Le représentant du seul Etat qui revendique ouvertement de nos jours une politique d’annexion coloniale assortie de crimes tels que l’apartheid et autres assassinats extrajudiciaires voulait sans doute faire référence à la légende d’Esther. Celle-ci nous est parvenue sous l’une de ces formes canonisées par les rabbins talmudiques car elle fut consignée, mise par écrits, comme les autres récits par les « soferim » équivalents de scribes royaux à l’époque du second Temple. Plus tard, entre le 9ème et le 11ème siècle de l’ère chrétienne, les textes sacrés sur lesquels s’appuie la religion juive furent l’œuvre d’une autre série de copistes, les Massorètes qui ont colligé en hébreu le corpus de ce qui deviendra la bible hébraïque.

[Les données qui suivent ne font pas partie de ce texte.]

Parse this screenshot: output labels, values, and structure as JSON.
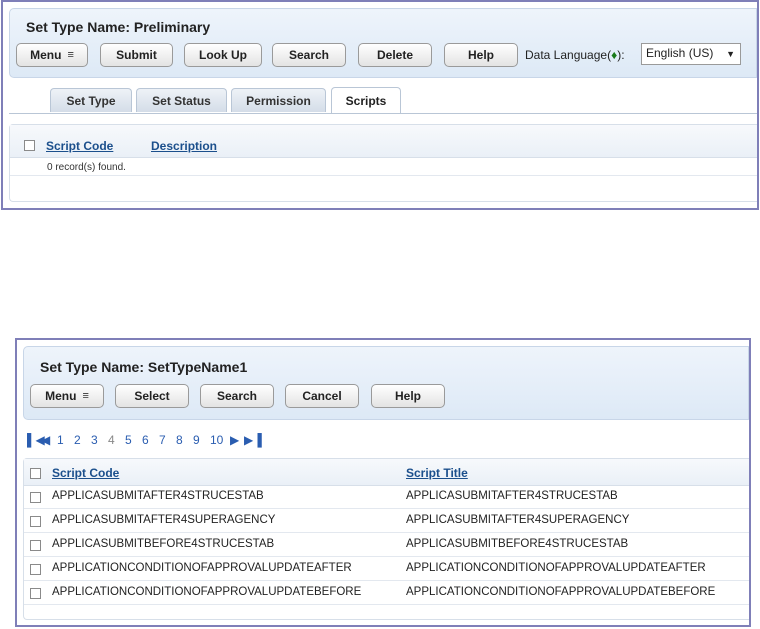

Ce qu’il est convenu d ‘appeler la science historique, fondée sur l’épigraphie, l’archéologie et la philologie, date l’élaboration de ce roman d’Esther bien après que se fût achevée la lutte entre les Pharaons et les Babyloniens pour le débouché sur la côte méditerranéenne entre Gaza, Tyr et Sidon. Les engagements militaires pour la domination de cette zone ont duré une trentaine d’années (entre 598 et 568 environ). Les petits royaumes, et parmi eux celui de Judée, recherchaient le meilleur protecteur auquel payer tribut. A deux reprises, ils choisirent les Egyptiens et les deux fois, cette alliance fut vaincue par les Babyloniens. A l’issue de chaque guerre entre les deux empires égyptien et babylonien, les vainqueurs ont dû rapatrier avec eux une partie de l’élite des entités périphériques vassalisées. Cette tradition a sans doute été empruntée plus tard par les Romains quand ils défilaient pour leur triomphe avec des esclaves en fin de procession. C’est cet épisode qui fut conservée dans la mémoire juive comme la première destruction du Temple et l’exode à Babylone. L’empire achéménide qui a succédé au babylonien a hérité de la situation cosmopolite des grandes villes commerçantes agrandies par le bâtisseur Nabuchonosor et donc des descendants de Juifs amenés là en trophée plus qu’en punition le siècle précédent.
Esthérification d’Ishtar
De manière très succincte, l’intrigue déroule un certain nombre de chapitres : un roi perse a épousé une belle inconnue après avoir répudié la reine pour lui avoir désobéi. Son ministre obtient de l’empereur l’autorisation de passer par les armes tous les Juifs du royaume car l’un d’eux n’a pas consenti à se prosterner devant lui. L’exécution devait avoir lieu un an plus tard. Le Juif rebelle, Merdokai, ou Mardochée, au nom très proche du Dieu babylonien Mardouk, avait sauvé la vie de l’empereur car il avait dénoncé le complot d’assassinat ourdi par des gardes eunuques pour des raisons futiles. Mardouk ou Mardochée demande l’intervention de la favorite Esther, juive elle aussi, nom à peine altéré de la déesse de la fécondité Ishtar pour sauver les juifs menacés d’extermination. Elle obtient par un léger stratagème de son royal époux la punition de son ministre et la vie sauve à son peuple.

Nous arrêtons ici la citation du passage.